Have you ever considered there is a difference between winning and victory? One is the action of achieving. The other is the action achieved. I often ponder these slight distinctions. It is easy to make too much out of them. When we look at states of being, we are confronted with the difference. In sports someone may claim victory before the game is over. But the team is actually only winning. Decisions to turn away from a game by leaving early or tuning it out can leave a person surprised. The infamous Heidi Bowl of November 17th 1968 is a good case of this point. Who would believe the Raiders would get two touchdowns in nine seconds? Their fans did not care. They missed a phenomenal ending to a ball game. Victory was declared too soon.
Success and Winning
A person may brag about how they won an argument. Did they succeed in convincing the other person? Or did they wear their opponent down? In both cases, the hero of the story won. But in only one case can it truly be said the person succeeded. Ask yourselves a simple question about casting votes. What does voting prove? It does not prove a candidate’s character. Voting for a possible solution does not necessarily make that decision right. Emma Goldman, as a character in the film Reds, claimed voting is the opiate of the masses in the United States.
The citizenry of the United States largely believes elections are simply another contest. We are a non-voting nation. The majority of eligible voters do not bother. Reflective people want to know why. Others believe they know the real motivation behind this being unmotivated. All I know is that non-voters do not want to vote. Most people who do not attend church on a given Sunday, do now want to go to church. Where I live people will wear the colors of their college football team and never watch the game. The reason is simple. They do not want to. In all cases, there is some sense of winning or losing. But no one actually succeeds.
Victory or Selection
Voting is simply a matter of selection. The church I serve as Pastor took a vote of the remaining members. The decision was to close the church. We cannot say the vote was right or wrong. It was merely a selection of how people wished to continue to serve God. They decided to not go on as a community. The congregation will disband soon. And our people will do what many other members have already done.

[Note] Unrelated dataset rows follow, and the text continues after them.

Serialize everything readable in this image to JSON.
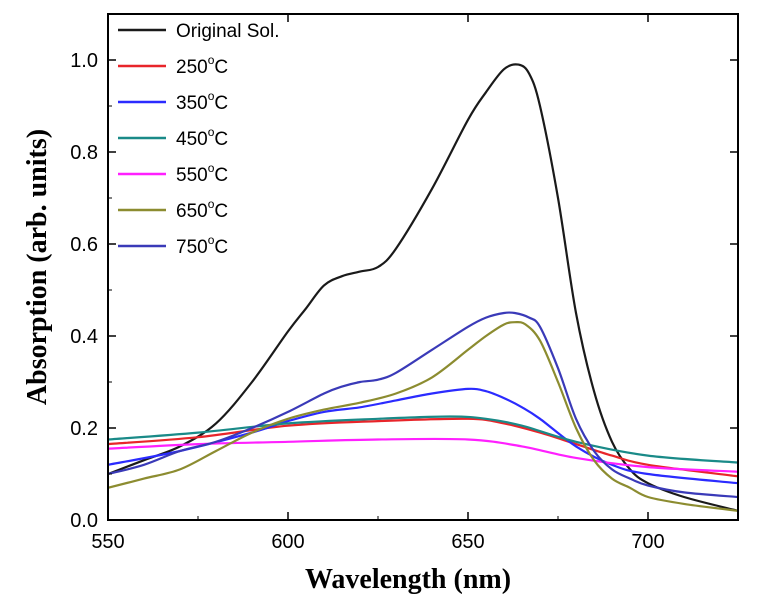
{
  "chart_data": {
    "type": "line",
    "title": "",
    "xlabel": "Wavelength (nm)",
    "ylabel": "Absorption (arb. units)",
    "xlim": [
      550,
      725
    ],
    "ylim": [
      0,
      1.1
    ],
    "x_ticks": [
      "550",
      "600",
      "650",
      "700"
    ],
    "y_ticks": [
      "0.0",
      "0.2",
      "0.4",
      "0.6",
      "0.8",
      "1.0"
    ],
    "legend_position": "top-left",
    "grid": false,
    "series": [
      {
        "name": "Original Sol.",
        "temp": "",
        "color": "#1a1a1a",
        "x": [
          550,
          560,
          570,
          580,
          590,
          600,
          605,
          610,
          615,
          620,
          625,
          630,
          640,
          650,
          655,
          660,
          664,
          667,
          670,
          675,
          680,
          685,
          690,
          695,
          700,
          710,
          725
        ],
        "y": [
          0.1,
          0.13,
          0.16,
          0.21,
          0.3,
          0.41,
          0.46,
          0.51,
          0.53,
          0.54,
          0.55,
          0.59,
          0.72,
          0.87,
          0.93,
          0.98,
          0.99,
          0.97,
          0.9,
          0.7,
          0.45,
          0.28,
          0.17,
          0.11,
          0.08,
          0.05,
          0.02
        ]
      },
      {
        "name": "250",
        "temp": "250",
        "color": "#e8252a",
        "x": [
          550,
          575,
          600,
          625,
          650,
          660,
          670,
          680,
          690,
          700,
          725
        ],
        "y": [
          0.165,
          0.18,
          0.205,
          0.215,
          0.22,
          0.21,
          0.19,
          0.165,
          0.14,
          0.12,
          0.095
        ]
      },
      {
        "name": "350",
        "temp": "350",
        "color": "#2b2bff",
        "x": [
          550,
          570,
          590,
          600,
          610,
          620,
          630,
          640,
          650,
          655,
          660,
          665,
          670,
          680,
          690,
          700,
          725
        ],
        "y": [
          0.12,
          0.15,
          0.19,
          0.215,
          0.235,
          0.245,
          0.26,
          0.275,
          0.285,
          0.28,
          0.265,
          0.245,
          0.22,
          0.16,
          0.12,
          0.1,
          0.08
        ]
      },
      {
        "name": "450",
        "temp": "450",
        "color": "#1a8a88",
        "x": [
          550,
          575,
          600,
          625,
          645,
          655,
          665,
          680,
          700,
          725
        ],
        "y": [
          0.175,
          0.19,
          0.21,
          0.22,
          0.225,
          0.22,
          0.205,
          0.17,
          0.14,
          0.125
        ]
      },
      {
        "name": "550",
        "temp": "550",
        "color": "#ff20ff",
        "x": [
          550,
          575,
          600,
          625,
          650,
          665,
          680,
          700,
          725
        ],
        "y": [
          0.155,
          0.165,
          0.17,
          0.175,
          0.175,
          0.16,
          0.135,
          0.115,
          0.105
        ]
      },
      {
        "name": "650",
        "temp": "650",
        "color": "#8c8c30",
        "x": [
          550,
          560,
          570,
          580,
          590,
          600,
          610,
          620,
          630,
          640,
          650,
          655,
          660,
          663,
          666,
          670,
          675,
          680,
          685,
          690,
          695,
          700,
          710,
          725
        ],
        "y": [
          0.07,
          0.09,
          0.11,
          0.15,
          0.19,
          0.22,
          0.24,
          0.255,
          0.275,
          0.31,
          0.37,
          0.4,
          0.425,
          0.43,
          0.425,
          0.39,
          0.3,
          0.2,
          0.13,
          0.09,
          0.07,
          0.05,
          0.035,
          0.02
        ]
      },
      {
        "name": "750",
        "temp": "750",
        "color": "#3a3ab8",
        "x": [
          550,
          560,
          570,
          580,
          590,
          600,
          610,
          615,
          620,
          625,
          630,
          640,
          650,
          655,
          660,
          663,
          667,
          670,
          675,
          680,
          685,
          690,
          695,
          700,
          710,
          725
        ],
        "y": [
          0.1,
          0.12,
          0.15,
          0.17,
          0.2,
          0.235,
          0.275,
          0.29,
          0.3,
          0.305,
          0.32,
          0.37,
          0.42,
          0.44,
          0.45,
          0.45,
          0.44,
          0.42,
          0.33,
          0.22,
          0.15,
          0.11,
          0.09,
          0.075,
          0.06,
          0.05
        ]
      }
    ],
    "legend_suffix": "C",
    "degree_symbol": "o"
  }
}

Unfortunately some did approach this issue as winning or losing. It is hard to think how someone picture victory in such a situation. The problem is morality is often tied into how we cast votes. In some cases, I would agree. Yet, there are other cases when it is simply a matter of which fork in the road to take and nothing more. This is complicated in a worldview that says, “we are good while everyone else is evil.” For Christians such a worldview is leagues apart from that of Jesus who had a tax collector and a zealot among his followers.
Winning Losers
People who believe “winning is not everything; it is the only thing” are the real losers. They lose the power to listen to the point of view of another. Such people lose the ability to weigh severities. People know all are sinners and fall short of the glory of God. But all evils are not the same. One term sin is a theological idea. The other term evil, in the way I have used it, denotes a moral quality. Moral disputes need to begin with “who is harmed?” Theological disputes begin elsewhere. Few people can tell the difference any more.

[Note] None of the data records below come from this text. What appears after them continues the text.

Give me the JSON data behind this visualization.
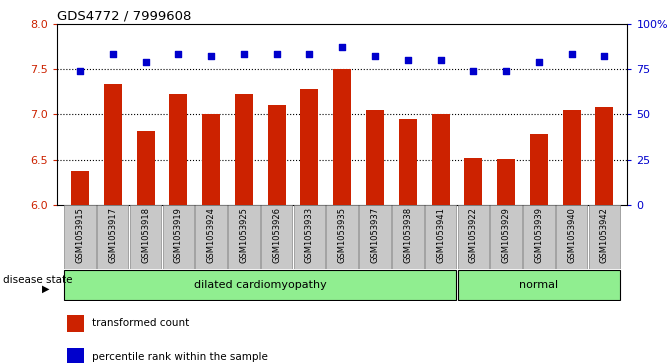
{
  "title": "GDS4772 / 7999608",
  "samples": [
    "GSM1053915",
    "GSM1053917",
    "GSM1053918",
    "GSM1053919",
    "GSM1053924",
    "GSM1053925",
    "GSM1053926",
    "GSM1053933",
    "GSM1053935",
    "GSM1053937",
    "GSM1053938",
    "GSM1053941",
    "GSM1053922",
    "GSM1053929",
    "GSM1053939",
    "GSM1053940",
    "GSM1053942"
  ],
  "bar_values": [
    6.38,
    7.33,
    6.82,
    7.22,
    7.0,
    7.22,
    7.1,
    7.28,
    7.5,
    7.05,
    6.95,
    7.0,
    6.52,
    6.51,
    6.78,
    7.05,
    7.08
  ],
  "percentile_values": [
    74,
    83,
    79,
    83,
    82,
    83,
    83,
    83,
    87,
    82,
    80,
    80,
    74,
    74,
    79,
    83,
    82
  ],
  "disease_groups": [
    {
      "label": "dilated cardiomyopathy",
      "start": 0,
      "end": 11,
      "color": "#90EE90"
    },
    {
      "label": "normal",
      "start": 12,
      "end": 16,
      "color": "#90EE90"
    }
  ],
  "ylim_left": [
    6.0,
    8.0
  ],
  "ylim_right": [
    0,
    100
  ],
  "yticks_left": [
    6.0,
    6.5,
    7.0,
    7.5,
    8.0
  ],
  "yticks_right": [
    0,
    25,
    50,
    75,
    100
  ],
  "bar_color": "#CC2200",
  "dot_color": "#0000CC",
  "tick_area_color": "#C8C8C8",
  "legend_bar_label": "transformed count",
  "legend_dot_label": "percentile rank within the sample",
  "disease_label": "disease state"
}
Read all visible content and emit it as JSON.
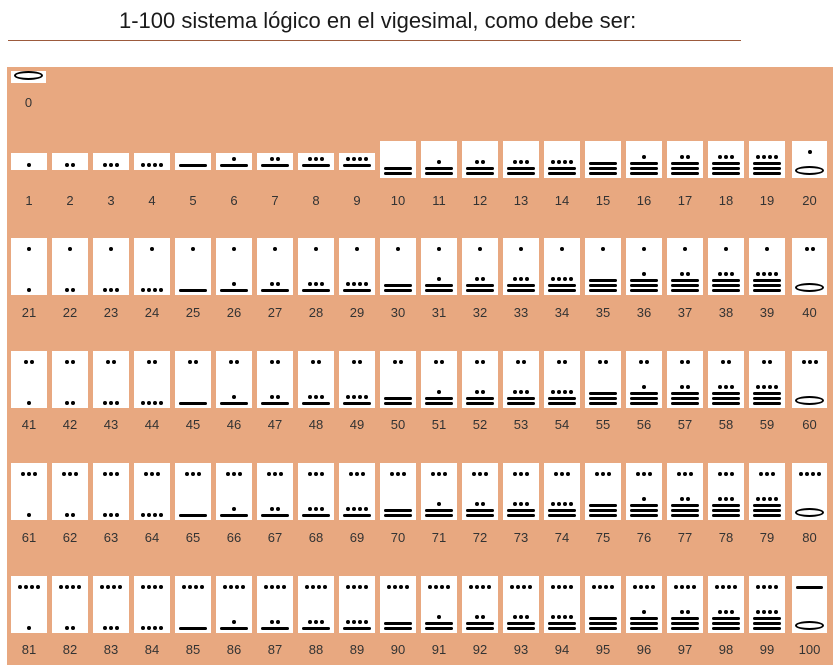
{
  "title": "1-100 sistema lógico en el vigesimal, como debe ser:",
  "zero": {
    "label": "0",
    "digits": [
      0
    ]
  },
  "numbers": [
    {
      "label": "1",
      "digits": [
        1
      ]
    },
    {
      "label": "2",
      "digits": [
        2
      ]
    },
    {
      "label": "3",
      "digits": [
        3
      ]
    },
    {
      "label": "4",
      "digits": [
        4
      ]
    },
    {
      "label": "5",
      "digits": [
        5
      ]
    },
    {
      "label": "6",
      "digits": [
        6
      ]
    },
    {
      "label": "7",
      "digits": [
        7
      ]
    },
    {
      "label": "8",
      "digits": [
        8
      ]
    },
    {
      "label": "9",
      "digits": [
        9
      ]
    },
    {
      "label": "10",
      "digits": [
        10
      ]
    },
    {
      "label": "11",
      "digits": [
        11
      ]
    },
    {
      "label": "12",
      "digits": [
        12
      ]
    },
    {
      "label": "13",
      "digits": [
        13
      ]
    },
    {
      "label": "14",
      "digits": [
        14
      ]
    },
    {
      "label": "15",
      "digits": [
        15
      ]
    },
    {
      "label": "16",
      "digits": [
        16
      ]
    },
    {
      "label": "17",
      "digits": [
        17
      ]
    },
    {
      "label": "18",
      "digits": [
        18
      ]
    },
    {
      "label": "19",
      "digits": [
        19
      ]
    },
    {
      "label": "20",
      "digits": [
        1,
        0
      ]
    },
    {
      "label": "21",
      "digits": [
        1,
        1
      ]
    },
    {
      "label": "22",
      "digits": [
        1,
        2
      ]
    },
    {
      "label": "23",
      "digits": [
        1,
        3
      ]
    },
    {
      "label": "24",
      "digits": [
        1,
        4
      ]
    },
    {
      "label": "25",
      "digits": [
        1,
        5
      ]
    },
    {
      "label": "26",
      "digits": [
        1,
        6
      ]
    },
    {
      "label": "27",
      "digits": [
        1,
        7
      ]
    },
    {
      "label": "28",
      "digits": [
        1,
        8
      ]
    },
    {
      "label": "29",
      "digits": [
        1,
        9
      ]
    },
    {
      "label": "30",
      "digits": [
        1,
        10
      ]
    },
    {
      "label": "31",
      "digits": [
        1,
        11
      ]
    },
    {
      "label": "32",
      "digits": [
        1,
        12
      ]
    },
    {
      "label": "33",
      "digits": [
        1,
        13
      ]
    },
    {
      "label": "34",
      "digits": [
        1,
        14
      ]
    },
    {
      "label": "35",
      "digits": [
        1,
        15
      ]
    },
    {
      "label": "36",
      "digits": [
        1,
        16
      ]
    },
    {
      "label": "37",
      "digits": [
        1,
        17
      ]
    },
    {
      "label": "38",
      "digits": [
        1,
        18
      ]
    },
    {
      "label": "39",
      "digits": [
        1,
        19
      ]
    },
    {
      "label": "40",
      "digits": [
        2,
        0
      ]
    },
    {
      "label": "41",
      "digits": [
        2,
        1
      ]
    },
    {
      "label": "42",
      "digits": [
        2,
        2
      ]
    },
    {
      "label": "43",
      "digits": [
        2,
        3
      ]
    },
    {
      "label": "44",
      "digits": [
        2,
        4
      ]
    },
    {
      "label": "45",
      "digits": [
        2,
        5
      ]
    },
    {
      "label": "46",
      "digits": [
        2,
        6
      ]
    },
    {
      "label": "47",
      "digits": [
        2,
        7
      ]
    },
    {
      "label": "48",
      "digits": [
        2,
        8
      ]
    },
    {
      "label": "49",
      "digits": [
        2,
        9
      ]
    },
    {
      "label": "50",
      "digits": [
        2,
        10
      ]
    },
    {
      "label": "51",
      "digits": [
        2,
        11
      ]
    },
    {
      "label": "52",
      "digits": [
        2,
        12
      ]
    },
    {
      "label": "53",
      "digits": [
        2,
        13
      ]
    },
    {
      "label": "54",
      "digits": [
        2,
        14
      ]
    },
    {
      "label": "55",
      "digits": [
        2,
        15
      ]
    },
    {
      "label": "56",
      "digits": [
        2,
        16
      ]
    },
    {
      "label": "57",
      "digits": [
        2,
        17
      ]
    },
    {
      "label": "58",
      "digits": [
        2,
        18
      ]
    },
    {
      "label": "59",
      "digits": [
        2,
        19
      ]
    },
    {
      "label": "60",
      "digits": [
        3,
        0
      ]
    },
    {
      "label": "61",
      "digits": [
        3,
        1
      ]
    },
    {
      "label": "62",
      "digits": [
        3,
        2
      ]
    },
    {
      "label": "63",
      "digits": [
        3,
        3
      ]
    },
    {
      "label": "64",
      "digits": [
        3,
        4
      ]
    },
    {
      "label": "65",
      "digits": [
        3,
        5
      ]
    },
    {
      "label": "66",
      "digits": [
        3,
        6
      ]
    },
    {
      "label": "67",
      "digits": [
        3,
        7
      ]
    },
    {
      "label": "68",
      "digits": [
        3,
        8
      ]
    },
    {
      "label": "69",
      "digits": [
        3,
        9
      ]
    },
    {
      "label": "70",
      "digits": [
        3,
        10
      ]
    },
    {
      "label": "71",
      "digits": [
        3,
        11
      ]
    },
    {
      "label": "72",
      "digits": [
        3,
        12
      ]
    },
    {
      "label": "73",
      "digits": [
        3,
        13
      ]
    },
    {
      "label": "74",
      "digits": [
        3,
        14
      ]
    },
    {
      "label": "75",
      "digits": [
        3,
        15
      ]
    },
    {
      "label": "76",
      "digits": [
        3,
        16
      ]
    },
    {
      "label": "77",
      "digits": [
        3,
        17
      ]
    },
    {
      "label": "78",
      "digits": [
        3,
        18
      ]
    },
    {
      "label": "79",
      "digits": [
        3,
        19
      ]
    },
    {
      "label": "80",
      "digits": [
        4,
        0
      ]
    },
    {
      "label": "81",
      "digits": [
        4,
        1
      ]
    },
    {
      "label": "82",
      "digits": [
        4,
        2
      ]
    },
    {
      "label": "83",
      "digits": [
        4,
        3
      ]
    },
    {
      "label": "84",
      "digits": [
        4,
        4
      ]
    },
    {
      "label": "85",
      "digits": [
        4,
        5
      ]
    },
    {
      "label": "86",
      "digits": [
        4,
        6
      ]
    },
    {
      "label": "87",
      "digits": [
        4,
        7
      ]
    },
    {
      "label": "88",
      "digits": [
        4,
        8
      ]
    },
    {
      "label": "89",
      "digits": [
        4,
        9
      ]
    },
    {
      "label": "90",
      "digits": [
        4,
        10
      ]
    },
    {
      "label": "91",
      "digits": [
        4,
        11
      ]
    },
    {
      "label": "92",
      "digits": [
        4,
        12
      ]
    },
    {
      "label": "93",
      "digits": [
        4,
        13
      ]
    },
    {
      "label": "94",
      "digits": [
        4,
        14
      ]
    },
    {
      "label": "95",
      "digits": [
        4,
        15
      ]
    },
    {
      "label": "96",
      "digits": [
        4,
        16
      ]
    },
    {
      "label": "97",
      "digits": [
        4,
        17
      ]
    },
    {
      "label": "98",
      "digits": [
        4,
        18
      ]
    },
    {
      "label": "99",
      "digits": [
        4,
        19
      ]
    },
    {
      "label": "100",
      "digits": [
        5,
        0
      ]
    }
  ],
  "colors": {
    "board": "#e8a880",
    "glyph_background": "#ffffff",
    "mark": "#000000",
    "title_rule": "#9c5a3c"
  }
}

Winning is nothing if the victory is meaningless. In Baseball, World Series Champions a victorious for about a week. Then the players and managers go right back to business. Superbowl winners of February are one team among many competing in September. These victories are meaningless and therefore morally empty. Everyone knows this.
Victory for the Christian in eternal and forever when we are perfected in the love of God. There is no emptiness in that. Our struggle is not against flesh and blood. It is against the spiritual powers behind the flesh and blood human beings before us. The moral worth is not determined by our own forms of mass selection. Neither is it determined by one person or a few telling others what to do. Winning or Victory? We begin by asking who will we harm in order to gain.